Camilo: Ganz genau. Ich erinnere mich auch an die Corona-Maßnahmen, die wirklich schlimm waren. Die Lagerhäuser waren total überfüllt. Ich hatte damals eine Beziehung mit einer Person, die Asthma hatte, und ich dachte mir, dass ich mich hier nicht exponieren kann. Aber ich kann auch nicht ‚nicht‘ zur Arbeit gehen, denn wir hatten alle eine Probezeit von sechs Monaten, was das gesetzliche Maximum ist. Aber das ist auch eine sehr, sehr lange Zeit. In dieser Zeit hast du wirklich Angst, denn du kannst dich nicht richtig beschweren, weil du ohne Grund entlassen werden könntest. Wie dem auch sei, es hat sich eine Menge Scheiße aufgestaut. Ich selbst bin schon ziemlich politisiert. Ich war schon in Chile politisiert und es gab all die Leute, die in der Firma schon politisiert waren, was die Entstehung des Kollektivs ermöglichte, weil es Leute gab, die etwas dagegen tun wollten. Im Februar 2021 gab es dann einen Schneesturm. Also sehr, sehr schlechtes Wetter. Die meisten Lieferfirmen hatten ihren Betrieb eingestellt, weil es gefährlich war, draußen zu sein, und weil die Ausrüstung, die wir hatten, nicht für Schnee geeignet war. Die Fahrräder hatten nicht das, was ein Fahrrad haben muss, um bei Schnee sicher zu sein. Aber die Gorillas Manager sagten: „Wir sind so cool! Unsere Fahrer können alles!“ Und das ist ja auch ihr Marketing, dieses Super-Macho-Ding, dass wir so stark sind. Zu dieser Zeit gab es einen spontanen Streik, der an diesem Tag stattfand. Ich war zwar krankgeschrieben, aber ich hörte davon, und ich glaube, er wurde spontan von Freundesgruppen in den Lagern koordiniert, und sie beschlossen einfach, nicht zu arbeiten, weil es nicht sicher war.
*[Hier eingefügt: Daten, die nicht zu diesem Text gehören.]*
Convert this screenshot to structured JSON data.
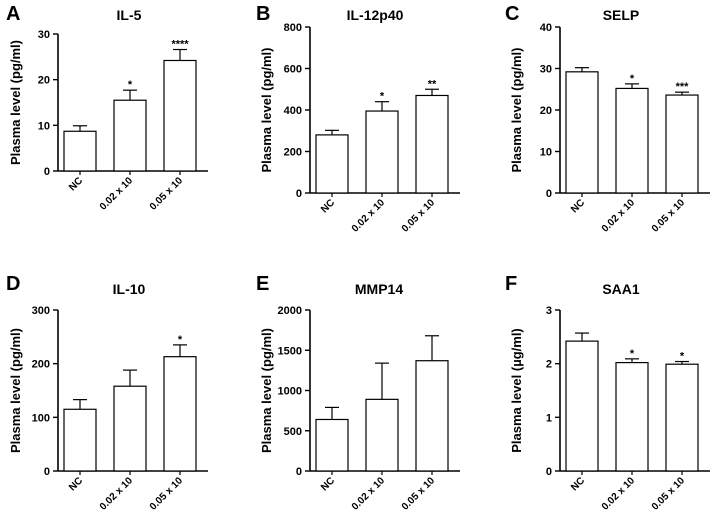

Und dann wurde das Unternehmen gezwungen, das zuzugeben und den Betrieb einzustellen. Und danach dachte ich: „Oh, das ist interessant! Es gibt hier Leute, die sich organisieren wollen.“

Kurz davor hatte jemand bereits einen offenen Brief an die Geschäftsführung geschrieben, der in den Lagern kursierte und in dem die Person die Probleme benannte und die Geschäftsführung aufforderte, zu sagen: „Hey, was können wir tun? Lasst uns zusammenarbeiten.“ Soweit ich mich erinnere, war der Brief nicht sehr angriffslustig. Und das Management war sehr „angetan“. Sie haben ihn so gut wie ignoriert. Aber ich erinnere mich, dass ich den Brief damals unterschrieben habe, weil ich dachte: „Okay, das ist cool“. Nach dem Streik während des Schneesturms kontaktierte ich die Person, die ich mit dem Brief gesehen hatte, und fragte: „Hey, triffst du dich irgendwo?“ Und ja, sie brachte mich zu dieser Gruppe. Und dann hatten wir in dieser Woche ein Treffen und das war das erste Treffen des Kollektivs. Wir waren, ich weiß nicht, vielleicht zehn Leute. Die meisten Leute, die an diesem Treffen teilgenommen haben, sind immer noch auf die eine oder andere Weise im Kollektiv. Es war auch jemand von der FAU dabei. Das ist auch sehr wichtig für mich zu erwähnen, denn mit ihrer Hilfe haben wir über das Thema Gewerkschaften und Arbeiter:innen nachgedacht. FAU ist offiziell keine Gewerkschaft, aber etwas in der Art. Der Kollege der FAU war es, der die meiste Unterstützung in Form von Wissen, Kontakten und Präsenz geleistet hat, womit wir uns sicher fühlen konnten. Das war jemand, der selbst aus Deutschland kam und sich mit dem Gesetz auskannte. Und so hat er uns sehr geholfen, das zu tun, was wir getan haben. Bei diesem Treffen sprach er über die Probezeit, über alles Mögliche und über all diese Dinge, von denen ich keine Ahnung hatte, weil ich dachte: „Okay, ich nehme an, wir können uns hier gewerkschaftlich organisieren.“ Aber ich hatte keine Ahnung, wie das funktioniert und welche Risiken es gibt. Und ich wusste auch nicht, ob ich als Migrant überhaupt das Recht dazu habe. Bei diesem Treffen haben wir also eine Art Brainstorming gemacht: „Okay, das können wir tun. Lasst uns versuchen, eine Basis zu schaffen.“ Denn wir waren höchstens zehn Leute. Von da an versuchten wir, uns in regelmäßigen Abständen zu treffen, um zu sehen, wie wir das Ganze auf die Beine stellen können. Ja, so hat es im Grunde genommen angefangen.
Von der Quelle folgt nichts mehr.